Dan satu hal yang Tama ingat, Thaya memperkenalkan dirinya sebagai pacar di depan sepupunya, ketimbang kakak tiri.

"Terus ... pas kita mau ngebantuin Nara nembak Kalisa! Tapi, nggak jadi. Akhirnya, kita yang dinner."

Dinner pertama tepatnya. Tanpa embel-embel, acara keluarga. "Inget."

"Gue nggak nanya lo inget atau nggak sih." Bantah Thaya. "Abis itu ... kita suka bikin video nggak jelas di kamar gue! Itu yang paling seru."

"Emang," Timpal Tama.

"Terus ... pas gue nangis semaleman karena Ibu kandung gue meninggal, lo nemenin gue ngeteh semaleman."

"Ah, muka lo terlalu menyedihkan, Ya. Waktu itu." Ucap Tama.

"Terus, pas Mama sama Papa mulai renggang ... gue, lo, sama Audi kabur malem-malem!" Thaya menghela nafasnya sesaat. "Gue pengen kayak gitu lagi, Tam."

Tama berhenti melangkah. Membuat, Thaya juga ikut berhenti. "Tunggu,"

"Apa?"

"Lo ... lo ceritain sebanyak itu?" Tanya Tama sembari menatap Thaya lurus.

"Ngg–" Gumam Thaya tanpa menoleh ke arah Tama.

"Ya?" Panggil Tama.

Thaya tersenyum tipis dan menatap Tama. "Enggak."

"Enggak?" ulang Tama.

"Gue nggak mungkin ceritain semuanya dalam satu cerita pendek, Tama." Jelas Thaya.

"Terus? Tadi–"

Thaya menghembuskan nafasnya panjang. "Gue ... gue cuma, pengen inget-inget aja apa yang pernah kita lakuin."

Tama diam.

"Banyak banget ternyata, Tam." Jawab Thaya sembari menarik rambutnya yang terkena hembusan angin. "Bahkan, gue rasa cerita pendek itu cuma seperlima dari cerita yang asli. Atau lebih sedikit lagi."

"Ya–"

"Dan ... gue pun bahkan, bohong di ending. Gue tulis, kita bareng terus. Disini. Lo ada disini, dan tetap. Nggak pergi, seperti apa yang ada sekarang."

"Aya–"

"Gue nggak ngerti sebenernya, apa maksud lo nemuin gue sekarang, megang tangan gue," Thaya mengangkat genggaman tangan keduanya. "Seakan-akan lo nggak mau ngelepas, tapi kenyataannya lo yang pergi. Bukan, gue yang berusaha kabur."

"Aya. Gue nggak bisa pergi aja, tanpa pamit. Dan sekarang, coba kalau gue nggak dateng. Lo nggak bakal muncul disana kan?" Tama menatap Thaya dalam.

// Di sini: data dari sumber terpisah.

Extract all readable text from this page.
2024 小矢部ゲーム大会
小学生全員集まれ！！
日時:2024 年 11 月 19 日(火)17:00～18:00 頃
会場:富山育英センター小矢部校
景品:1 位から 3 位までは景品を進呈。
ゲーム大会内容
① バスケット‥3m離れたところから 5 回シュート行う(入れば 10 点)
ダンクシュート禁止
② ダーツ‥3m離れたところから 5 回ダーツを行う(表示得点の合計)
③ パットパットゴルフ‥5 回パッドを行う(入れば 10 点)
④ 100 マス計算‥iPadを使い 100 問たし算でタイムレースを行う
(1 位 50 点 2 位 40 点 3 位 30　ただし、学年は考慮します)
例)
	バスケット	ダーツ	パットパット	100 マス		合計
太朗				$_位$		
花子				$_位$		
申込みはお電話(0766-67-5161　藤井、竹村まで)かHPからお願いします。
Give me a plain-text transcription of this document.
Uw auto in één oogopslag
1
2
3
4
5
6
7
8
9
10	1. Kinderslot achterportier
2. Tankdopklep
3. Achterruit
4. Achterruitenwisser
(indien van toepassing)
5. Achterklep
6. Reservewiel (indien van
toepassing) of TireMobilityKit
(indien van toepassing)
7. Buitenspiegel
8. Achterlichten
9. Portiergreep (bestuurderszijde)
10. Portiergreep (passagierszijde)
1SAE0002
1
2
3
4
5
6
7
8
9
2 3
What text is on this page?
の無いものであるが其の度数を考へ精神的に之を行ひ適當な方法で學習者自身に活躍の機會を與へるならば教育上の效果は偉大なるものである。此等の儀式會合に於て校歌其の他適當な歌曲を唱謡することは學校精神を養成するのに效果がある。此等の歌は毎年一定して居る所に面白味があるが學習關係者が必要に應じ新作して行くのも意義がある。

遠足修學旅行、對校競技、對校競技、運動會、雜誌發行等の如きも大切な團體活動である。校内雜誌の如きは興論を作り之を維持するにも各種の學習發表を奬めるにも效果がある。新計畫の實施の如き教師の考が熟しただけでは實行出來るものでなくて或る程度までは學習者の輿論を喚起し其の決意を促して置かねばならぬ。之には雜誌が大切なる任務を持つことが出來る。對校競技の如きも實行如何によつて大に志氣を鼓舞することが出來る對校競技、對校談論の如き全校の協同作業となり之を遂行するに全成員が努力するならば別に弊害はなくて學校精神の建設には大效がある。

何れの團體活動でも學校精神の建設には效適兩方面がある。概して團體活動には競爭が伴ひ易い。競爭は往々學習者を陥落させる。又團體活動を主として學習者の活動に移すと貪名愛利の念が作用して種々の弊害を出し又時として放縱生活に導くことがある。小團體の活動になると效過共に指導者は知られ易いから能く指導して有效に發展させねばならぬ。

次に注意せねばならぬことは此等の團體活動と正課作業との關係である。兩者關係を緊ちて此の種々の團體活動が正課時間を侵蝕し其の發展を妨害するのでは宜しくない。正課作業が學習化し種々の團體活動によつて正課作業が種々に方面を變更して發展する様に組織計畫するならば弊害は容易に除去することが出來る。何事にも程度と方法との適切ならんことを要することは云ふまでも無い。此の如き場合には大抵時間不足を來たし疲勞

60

"Tapi–" Thaya berusaha untuk mengelak namun ia berhenti. Satu kata saja ia lanjutkan, ia pasti sudah mendapat predikat perempuan tercengeng.

"Aya ...," Tama beralih menghadap Thaya lurus.

Namun, mau tidak mau ia harus angkat suara. "Lo nggak ngerti, Tam. Gimana rasanya ditinggal. Bukan yang meninggalkan. Gue ... gue mikir. Gimana kalau kita nggak ketemu? padahal, biasanya kita ketemu hampir setiap hari."

"Kita masih bisa telfon, video call, Aya." Jawab Tama.

"Gue takut, semuanya cuman sementara. Di awal doang. Selebihnya, kita sibuk sama dunia kita sendiri."

"Nggak bakal, Ya." Tama menghembuskan nafasnya pendek. "Lo nggak bisa jarak jauh?"

Thaya merasakan lidahnya kelu detik itu juga. Ucapan Tama terdengar seperti fakta. Sangat fakta.

"Ya–"

"Pergi, Tam." Potong Thaya.

Tama menatap Thaya tidak percaya. "Pergi?" Ulangnya.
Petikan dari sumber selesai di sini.